Et maintenant le verglas.
La beauté hivernale change de caractère comme d’un coup de baguette magique. Le soleil, qui s’est à présent un peu élevé au-dessus de l’horizon, change aussi. Sa magie devient noire : magie noire. En dépassant Helmstedt, elle sent très distinctement sa gorge se serrer.
Elle a toujours eu du mal avec l’autobahn allemande. Cette étrange absence de limites. Devoir regarder dans le rétroviseur plus que vers l’avant. Toujours garder un œil sur des cinquantenaires qui se surestiment et arrivent par-derrière tout feu tout flamme dans leur bulles autothérapeutiques vrombissantes pour se coller un mètre derrière et vous faire de grands appels de phare parce que vous ne roulez qu’à cent soixante.
Mais bon, elle ne peut pas prétendre que la culture automobile française vaille tellement mieux. Nulle part ailleurs la différence culturelle n’est plus marquée. Préfère-t-elle la jungle de la circulation parisienne ou ce terrain de jeu bien ordonné pour fous du volant ?

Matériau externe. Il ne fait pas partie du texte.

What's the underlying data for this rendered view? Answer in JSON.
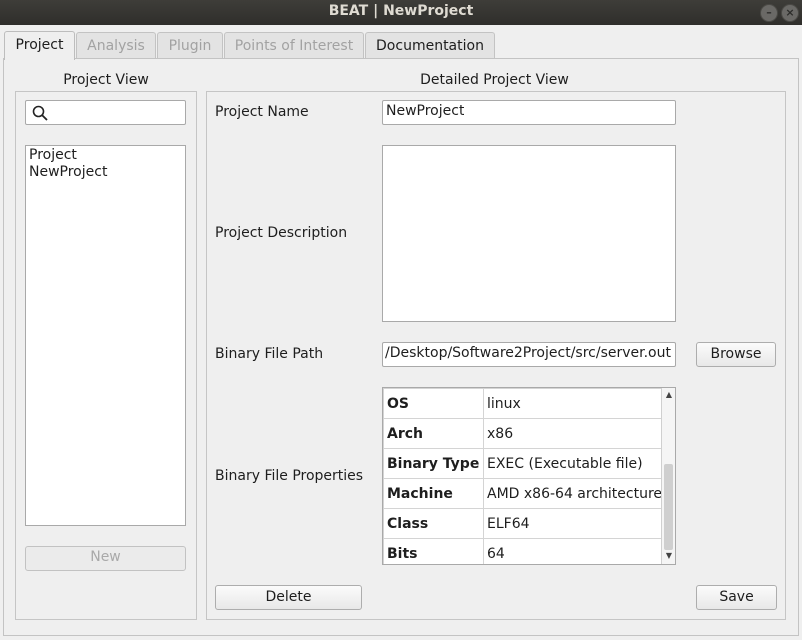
{
  "window": {
    "title": "BEAT | NewProject",
    "minimize_glyph": "–",
    "close_glyph": "×"
  },
  "tabs": [
    {
      "label": "Project",
      "state": "active"
    },
    {
      "label": "Analysis",
      "state": "disabled"
    },
    {
      "label": "Plugin",
      "state": "disabled"
    },
    {
      "label": "Points of Interest",
      "state": "disabled"
    },
    {
      "label": "Documentation",
      "state": "enabled"
    }
  ],
  "project_view": {
    "heading": "Project View",
    "search": {
      "value": "",
      "placeholder": "",
      "icon": "search-icon"
    },
    "tree_items": [
      "Project",
      "NewProject"
    ],
    "new_button": "New"
  },
  "detail": {
    "heading": "Detailed Project View",
    "name_label": "Project Name",
    "name_value": "NewProject",
    "description_label": "Project Description",
    "description_value": "",
    "binary_path_label": "Binary File Path",
    "binary_path_value": "/Desktop/Software2Project/src/server.out",
    "browse_button": "Browse",
    "properties_label": "Binary File Properties",
    "properties": [
      {
        "key": "OS",
        "value": "linux"
      },
      {
        "key": "Arch",
        "value": "x86"
      },
      {
        "key": "Binary Type",
        "value": "EXEC (Executable file)"
      },
      {
        "key": "Machine",
        "value": "AMD x86-64 architecture"
      },
      {
        "key": "Class",
        "value": "ELF64"
      },
      {
        "key": "Bits",
        "value": "64"
      }
    ],
    "delete_button": "Delete",
    "save_button": "Save"
  },
  "colors": {
    "titlebar": "#3e3d39",
    "window_bg": "#efefef",
    "disabled_text": "#a2a2a2"
  }
}
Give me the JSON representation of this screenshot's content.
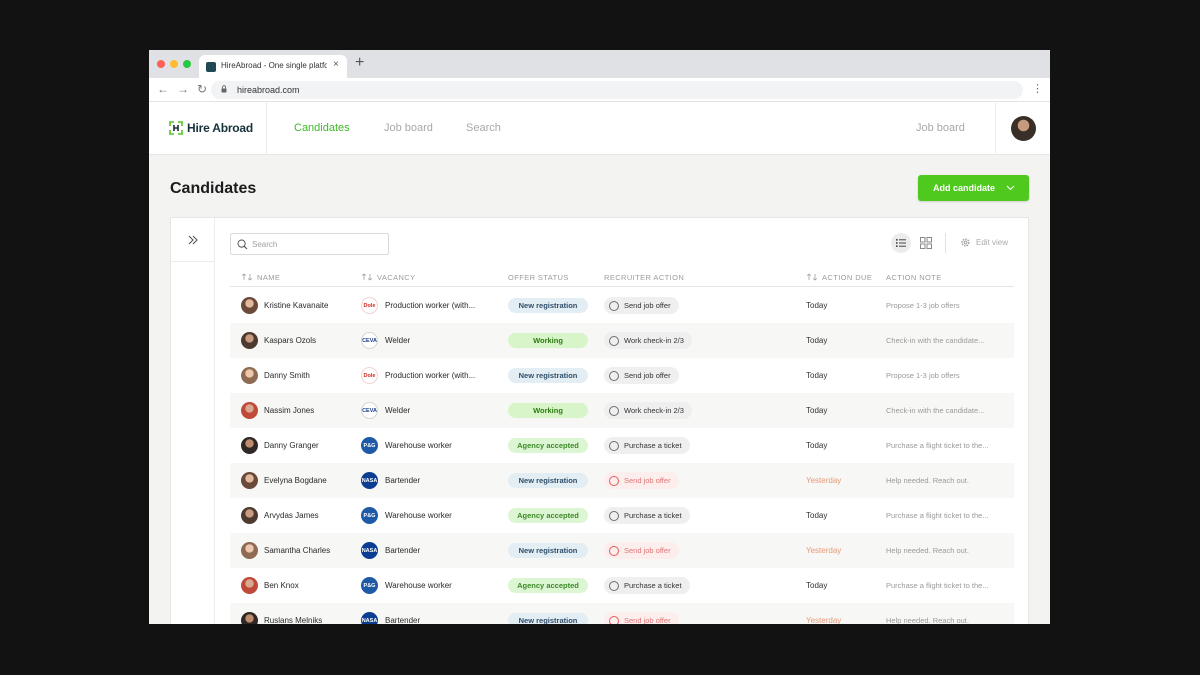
{
  "browser": {
    "tab_title": "HireAbroad - One single platform",
    "tab_close": "×",
    "new_tab": "+",
    "url": "hireabroad.com"
  },
  "app": {
    "logo": "Hire Abroad",
    "nav": [
      "Candidates",
      "Job board",
      "Search"
    ],
    "nav_right": "Job board"
  },
  "page": {
    "title": "Candidates",
    "add_button": "Add candidate"
  },
  "toolbar": {
    "search_placeholder": "Search",
    "edit_view": "Edit view"
  },
  "columns": [
    "NAME",
    "VACANCY",
    "OFFER STATUS",
    "RECRUITER ACTION",
    "ACTION DUE",
    "ACTION NOTE"
  ],
  "rows": [
    {
      "name": "Kristine Kavanaite",
      "company": "Dole",
      "vacancy": "Production worker (with...",
      "status": "New registration",
      "action": "Send job offer",
      "due": "Today",
      "note": "Propose 1-3 job offers"
    },
    {
      "name": "Kaspars Ozols",
      "company": "CEVA",
      "vacancy": "Welder",
      "status": "Working",
      "action": "Work check-in 2/3",
      "due": "Today",
      "note": "Check-in with the candidate..."
    },
    {
      "name": "Danny Smith",
      "company": "Dole",
      "vacancy": "Production worker (with...",
      "status": "New registration",
      "action": "Send job offer",
      "due": "Today",
      "note": "Propose 1-3 job offers"
    },
    {
      "name": "Nassim Jones",
      "company": "CEVA",
      "vacancy": "Welder",
      "status": "Working",
      "action": "Work check-in 2/3",
      "due": "Today",
      "note": "Check-in with the candidate..."
    },
    {
      "name": "Danny Granger",
      "company": "P&G",
      "vacancy": "Warehouse worker",
      "status": "Agency accepted",
      "action": "Purchase a ticket",
      "due": "Today",
      "note": "Purchase a flight ticket to the..."
    },
    {
      "name": "Evelyna Bogdane",
      "company": "NASA",
      "vacancy": "Bartender",
      "status": "New registration",
      "action": "Send job offer",
      "due": "Yesterday",
      "note": "Help needed. Reach out."
    },
    {
      "name": "Arvydas James",
      "company": "P&G",
      "vacancy": "Warehouse worker",
      "status": "Agency accepted",
      "action": "Purchase a ticket",
      "due": "Today",
      "note": "Purchase a flight ticket to the..."
    },
    {
      "name": "Samantha Charles",
      "company": "NASA",
      "vacancy": "Bartender",
      "status": "New registration",
      "action": "Send job offer",
      "due": "Yesterday",
      "note": "Help needed. Reach out."
    },
    {
      "name": "Ben Knox",
      "company": "P&G",
      "vacancy": "Warehouse worker",
      "status": "Agency accepted",
      "action": "Purchase a ticket",
      "due": "Today",
      "note": "Purchase a flight ticket to the..."
    },
    {
      "name": "Ruslans Melniks",
      "company": "NASA",
      "vacancy": "Bartender",
      "status": "New registration",
      "action": "Send job offer",
      "due": "Yesterday",
      "note": "Help needed. Reach out."
    }
  ],
  "colors": {
    "accent_green": "#4fc91d",
    "nav_active": "#3eb829",
    "warn_red": "#e25b5b",
    "status_new_bg": "#e3edf4",
    "status_working_bg": "#d8f5c9"
  },
  "icons": [
    "expand-sidebar-icon",
    "search-icon",
    "list-view-icon",
    "grid-view-icon",
    "gear-icon",
    "sort-icon",
    "chevron-down-icon"
  ]
}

Au fond, aucun des deux n’est préférable. Ces deux modèles sont des erreurs. Ils appartiennent au xxe siècle, et le xxe siècle est fini. Il est temps d’enfin oser entrer de plain-pied dans le siècle suivant.
Comme nous avons gâché le xxe siècle. Avec ses possibilités infinies de construire pour de bon une société où chacun aurait sa place, dont personne n’aurait à être exclu. Pour la première fois, les ressources étaient vraiment disponibles. Et qu’en avons-nous fait ? Nous nous sommes laissés glisser sans résistance vers les valeurs les plus moyenâgeuses, vers une société de gagnants et de perdants toujours plus primitive.
Bien sûr, elle sent bien que tout ce raisonnement n’est dicté que par l’envie de dépasser Braunschweig, Peine, de revenir sur l’autobahn “normale”. De se changer les idées, tout simplement. Comme si l’autobahn permettait de penser à autre chose.
C’est au moment où elle tourne la tête pour apercevoir Braunschweig qu’elle voit autre chose. Son regard au loin, si essentiel, si vital sur l’autobahn, capte un clignotant. C’est le premier.
Le premier d’un chapelet de signaux qui mettent à rude épreuve les capacités d’interprétation de son cerveau. Quelqu’un, quatre ou cinq voitures devant elle, allume ses warnings. D’autres lumières devant, freins et clignotants, rouges et orange, quelque part, tout près, un bruit de frein, brutal. Un dérapage ?
Puis le silence.
C’est après que sa voiture s’est immobilisée et qu’un regard rapide dans le rétroviseur, fatidique, constate que celles de derrière sont aussi arrêtées, après seulement que survient la série d’événements suivante. Sur l’autre voie.
D’abord la fumée. Et pas une fumée calme, brumeuse et éthérée, qui monte en volutes vers le ciel. Un autre genre. Plutôt une boule de fumée, une sphère. Une boule noire qui semble avoir heurté le sol et rebondit à présent vers une main géante depuis longtemps retirée. Et à sa place il y a autre chose, là-haut, alors que la boule de fumée se dissipe vers la voûte céleste, et ça ne devrait définitivement pas être là. Et elle ne devrait pas descendre de voiture en le voyant. Les occupants des autres voitures arrêtées non plus. Mais ils le font. C’est en quelque sorte inévitable.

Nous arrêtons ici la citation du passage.